The key aspects of the intra-cluster load balancing feature in the SBC SWe cloud deployments are:
When a new SBC SWe instance starts, it joins its associated cluster to participate in clustering operations such as load-balancing. The SBC achieves this through the use of one or more seed nodes. These seed nodes are identified in the configuration by an FQDN, which is resolved by the SBC to one more peer SBC instances. The new SBC then selects a seed node randomly from the list and exchanges the protocol information necessary to join the cluster. If the selected SBC is not available, this process is repeated using different SBCs resolved from the seed FQDN until the SBC successfully joins the cluster.
The seed nodes are necessary only during the cluster joining operation. Once the SBC instance has joined the cluster, the failure of one or more seed nodes does not affect any clustering functionality, including the load balancing feature.

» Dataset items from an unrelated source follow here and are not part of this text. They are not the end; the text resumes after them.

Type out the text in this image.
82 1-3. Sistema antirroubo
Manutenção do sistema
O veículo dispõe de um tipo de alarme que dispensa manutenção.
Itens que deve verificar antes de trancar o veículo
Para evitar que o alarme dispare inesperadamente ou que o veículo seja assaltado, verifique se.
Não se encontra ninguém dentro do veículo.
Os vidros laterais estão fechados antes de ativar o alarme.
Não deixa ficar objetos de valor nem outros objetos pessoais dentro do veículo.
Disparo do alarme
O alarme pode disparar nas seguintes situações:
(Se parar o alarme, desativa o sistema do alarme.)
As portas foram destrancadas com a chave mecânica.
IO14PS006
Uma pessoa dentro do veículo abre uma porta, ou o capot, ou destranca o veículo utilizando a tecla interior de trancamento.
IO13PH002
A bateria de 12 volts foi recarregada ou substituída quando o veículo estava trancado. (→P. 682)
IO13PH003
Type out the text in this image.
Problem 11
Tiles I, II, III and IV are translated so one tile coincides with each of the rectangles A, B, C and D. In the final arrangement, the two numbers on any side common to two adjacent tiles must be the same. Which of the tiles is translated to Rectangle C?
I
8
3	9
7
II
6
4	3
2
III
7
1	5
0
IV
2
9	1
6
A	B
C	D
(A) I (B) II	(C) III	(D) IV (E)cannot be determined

Load balancing determines an SBC’s availability by its current use and its total capacity. An SBC's availability is multi-dimensional, which includes availability for new calls, new registrations, and other request types. When the additional call and registration capacity reaches the minimum thresholds and the SBC is not congested, the load balancing function determines SBC’s aggregate local availability. The load balancing is based on the SBC’s current call and registration load. This aggregate availability is normalized (to allow comparison among nodes of different absolute capacity) and periodically distributed to the other SBC nodes within the same cluster.
For distribution, the load balancing function uses a leader-based distribution mechanism. When an SBC cluster is formed, a leader is elected. All the SBC SWe instances in the cluster periodically provide their availability to the leader and, in turn, obtain the availability information for the other SBC instances. In operation, only the nodes with the highest level of availability are distributed. The leader election method is resilient to faults. For example, when the current leader fails or becomes unavailable, a new leader is elected and the information about the availability is provided to the replacement leader.
When an SBC instance receives a request, it determines whether to accept the request based on its current load information. For an SBC participating in load balancing, the SBC also decides whether to handle the request locally or to retarget the request to an alternate SBC within the cluster. This decision is based on the relative availability on the local SBC versus the other SBCs in the cluster. If the current load on the SBC is low (that is, there is significant local slack capacity) or if retargeting is disabled for the request type or for the associated zone, the request is not targeted. Else, the SBC selects the target SBC from the set comprising itself and the SBCs with higher availability. If the remote SBC is selected, the request is retargeted to that SBC.
From the set of SBCs, the selection process is weighed and randomized. The weight-age is based roughly on the availability of the SBCs. However, the local SBC is given a higher weight-age. This higher weight-age reduces unnecessary retargeting when the differences of availability between the local node and remote nodes is small. The selection process is randomized to ensure retargeted requests are evenly distributed. This avoids roving overloads, which can occur when SBC nodes simultaneously retarget requests to the most under-utilized SBCs.
The requests are retargeted using the SIP 302 Moved Temporarily response code. This response code indicates that the request must be retried to the given address. It also indicates the SIP signaling address of the desired SBC as the contact address. The SBC also includes a Sonus proprietary parameter in the contact address of the SIP 302 Moved Temporarily response code. The peer retries the request to the given contact address (which includes the added parameter) towards the selected SBC. The SBC instance receives the resubmitted request and avoids further retargeting (due to the presence of the Sonus-proprietary parameter), and accepts the request.